Study of molecular mechanism of motor control using the wdl mouse model

We are studying the molecular mechanism of motor control using a unique mouse model named the waddles (wdl) mouse. The wdl mutation was found at The Jackson Laboratory in 1995 in the C57BLKS strain. The wdl phenotype is very similar to that of a previous model, waddler, which was discovered in 1959. It is an autosomal recessive mutant. Genetic mapping at JAX placed the wdl mutation into the same locus of waddler, although neither mutant gene had been identified until our recent discovery. According to observations from JAX, the wdl phenotype is characterized by a " wobbly side-to-side gait, which is noticeable by two weeks of age and remains phenotypically similar throughout life. " Some, but not all, of the homozygous mutant mice are slightly smaller than normal littermates. Homozygotes do not clasp their hind legs when picked up by the tail. Both mutant and control mice swim in a straight line when placed in water. Our observations show that wdl mice exhibit both ataxia and dystonia. They frequently exhibit elevated tail postures and intermittent Straub tail. The pelvis of wdl mice is elevated, especially during runs. The trunks of wdl mice are abnormally elevated during locomotion due to appendicular dystonia. Abnormal muscular co-contraction limits motion at the elbow and knee joints and this is associated with a " bouncy " quality to the gait of wdl mice. The hindlimbs are affected to a greater degree than the forelimbs. Surprisingly, pathological examinations of wdl mice at JAX have been unremarkable except for one isolated case of hydrocephalus. In addition, vision and hearing were also found to be normal

Linkage mapping indicated that the phenotype of wdl mice was caused by a single mutation on chromosome 4. The location of this mutation has been narrowed to a chromosomal position with flanking markers 1.9 cM on one side and 0.8 cM on the other.

By employing an integrated genomics approach that combines classical positional cloning strategy with genome resources and high throughput mutation detection technologies, we have identified a mutation responsible for the disease phenotype in wdl mice. In our current study, we are performing a comprehensive characterization of this mutation by examining its pathological and genetic bases and the altered molecular networks caused by the mutation in the regulation of motor control.
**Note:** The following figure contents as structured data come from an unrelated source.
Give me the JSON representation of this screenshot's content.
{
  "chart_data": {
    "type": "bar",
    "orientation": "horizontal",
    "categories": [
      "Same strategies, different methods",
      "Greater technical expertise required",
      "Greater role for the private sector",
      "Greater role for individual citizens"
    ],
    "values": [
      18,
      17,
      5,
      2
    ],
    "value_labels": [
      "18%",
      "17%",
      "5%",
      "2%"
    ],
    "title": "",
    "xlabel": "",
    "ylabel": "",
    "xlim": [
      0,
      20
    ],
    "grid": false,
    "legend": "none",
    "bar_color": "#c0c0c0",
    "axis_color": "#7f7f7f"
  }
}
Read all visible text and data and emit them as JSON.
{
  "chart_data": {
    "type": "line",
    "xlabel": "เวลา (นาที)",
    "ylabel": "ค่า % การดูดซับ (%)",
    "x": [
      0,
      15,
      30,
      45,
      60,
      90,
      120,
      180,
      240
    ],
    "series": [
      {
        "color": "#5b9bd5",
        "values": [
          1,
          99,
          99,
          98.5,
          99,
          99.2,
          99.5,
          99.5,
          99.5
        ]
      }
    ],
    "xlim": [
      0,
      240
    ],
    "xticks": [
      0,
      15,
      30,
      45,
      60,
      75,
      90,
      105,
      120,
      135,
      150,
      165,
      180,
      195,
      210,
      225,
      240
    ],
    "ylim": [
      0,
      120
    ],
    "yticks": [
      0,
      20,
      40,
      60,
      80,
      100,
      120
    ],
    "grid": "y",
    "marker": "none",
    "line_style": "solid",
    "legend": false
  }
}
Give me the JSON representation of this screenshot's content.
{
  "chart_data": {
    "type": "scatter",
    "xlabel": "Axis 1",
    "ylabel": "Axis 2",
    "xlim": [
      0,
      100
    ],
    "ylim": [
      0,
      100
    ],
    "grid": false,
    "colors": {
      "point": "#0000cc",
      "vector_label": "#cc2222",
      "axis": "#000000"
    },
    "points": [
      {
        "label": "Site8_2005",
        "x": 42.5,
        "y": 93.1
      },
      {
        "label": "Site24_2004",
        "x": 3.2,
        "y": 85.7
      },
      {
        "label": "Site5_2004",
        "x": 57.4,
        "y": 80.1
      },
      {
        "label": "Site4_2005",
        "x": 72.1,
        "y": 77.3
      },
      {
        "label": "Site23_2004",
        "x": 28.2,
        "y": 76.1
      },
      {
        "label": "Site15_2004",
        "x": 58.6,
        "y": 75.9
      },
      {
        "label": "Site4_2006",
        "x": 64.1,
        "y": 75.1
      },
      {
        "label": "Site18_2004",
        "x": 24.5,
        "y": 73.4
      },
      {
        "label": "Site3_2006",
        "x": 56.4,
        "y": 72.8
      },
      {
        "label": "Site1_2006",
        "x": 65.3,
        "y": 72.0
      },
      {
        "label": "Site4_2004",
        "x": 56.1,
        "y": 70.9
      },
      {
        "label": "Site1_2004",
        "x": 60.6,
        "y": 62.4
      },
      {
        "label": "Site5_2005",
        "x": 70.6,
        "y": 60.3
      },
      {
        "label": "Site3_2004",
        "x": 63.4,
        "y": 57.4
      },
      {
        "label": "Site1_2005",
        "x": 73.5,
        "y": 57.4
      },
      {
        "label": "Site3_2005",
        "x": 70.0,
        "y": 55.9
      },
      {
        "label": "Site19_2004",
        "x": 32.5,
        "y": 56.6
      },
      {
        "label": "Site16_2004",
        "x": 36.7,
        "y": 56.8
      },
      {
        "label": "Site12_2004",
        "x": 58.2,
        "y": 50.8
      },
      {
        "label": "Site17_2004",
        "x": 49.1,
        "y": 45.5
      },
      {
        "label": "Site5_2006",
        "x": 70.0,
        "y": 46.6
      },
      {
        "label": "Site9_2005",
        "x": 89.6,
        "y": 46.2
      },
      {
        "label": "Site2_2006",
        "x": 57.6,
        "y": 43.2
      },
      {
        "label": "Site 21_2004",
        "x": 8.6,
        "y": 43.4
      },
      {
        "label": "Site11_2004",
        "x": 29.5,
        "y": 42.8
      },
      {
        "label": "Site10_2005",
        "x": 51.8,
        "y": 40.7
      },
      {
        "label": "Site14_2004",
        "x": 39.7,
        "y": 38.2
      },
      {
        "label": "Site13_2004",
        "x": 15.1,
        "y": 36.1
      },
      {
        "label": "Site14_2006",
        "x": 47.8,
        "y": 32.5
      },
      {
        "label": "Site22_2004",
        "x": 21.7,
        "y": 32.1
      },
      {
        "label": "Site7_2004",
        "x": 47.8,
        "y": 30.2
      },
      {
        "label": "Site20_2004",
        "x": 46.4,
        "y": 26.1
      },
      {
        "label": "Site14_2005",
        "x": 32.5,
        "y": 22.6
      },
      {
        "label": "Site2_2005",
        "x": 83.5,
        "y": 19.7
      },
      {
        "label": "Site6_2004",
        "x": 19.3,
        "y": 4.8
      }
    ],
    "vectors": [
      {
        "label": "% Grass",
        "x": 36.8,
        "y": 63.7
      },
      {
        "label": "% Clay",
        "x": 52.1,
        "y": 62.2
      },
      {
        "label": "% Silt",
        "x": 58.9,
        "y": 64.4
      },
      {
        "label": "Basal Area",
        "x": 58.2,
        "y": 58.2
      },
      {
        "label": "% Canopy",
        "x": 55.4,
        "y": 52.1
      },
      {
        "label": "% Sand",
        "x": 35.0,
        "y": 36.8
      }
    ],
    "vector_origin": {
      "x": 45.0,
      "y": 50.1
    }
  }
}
Study of molecular basis of the spontaneous fracture mouse

The sfx mouse was discovered in a BALB/c strain segregating for severe combined anemia and thrombocytopenia (scat).   It is a new model for bone growth failure and fracture. Initial studies showed that sfx mice have reduced bone mass, abnormalities of bone architecture and a disposition to fracture spontaneously at a young age. Detailed examination of the sfx mice suggested that the mutation affects other tissues as well.
Linkage mapping indicated that the phenotype of sfx mice was caused by a single mutation on chromosome 14. The location of this mutation has been narrowed to a chromosomal position with flanking markers 2 cM on one side and 10 cM on the other.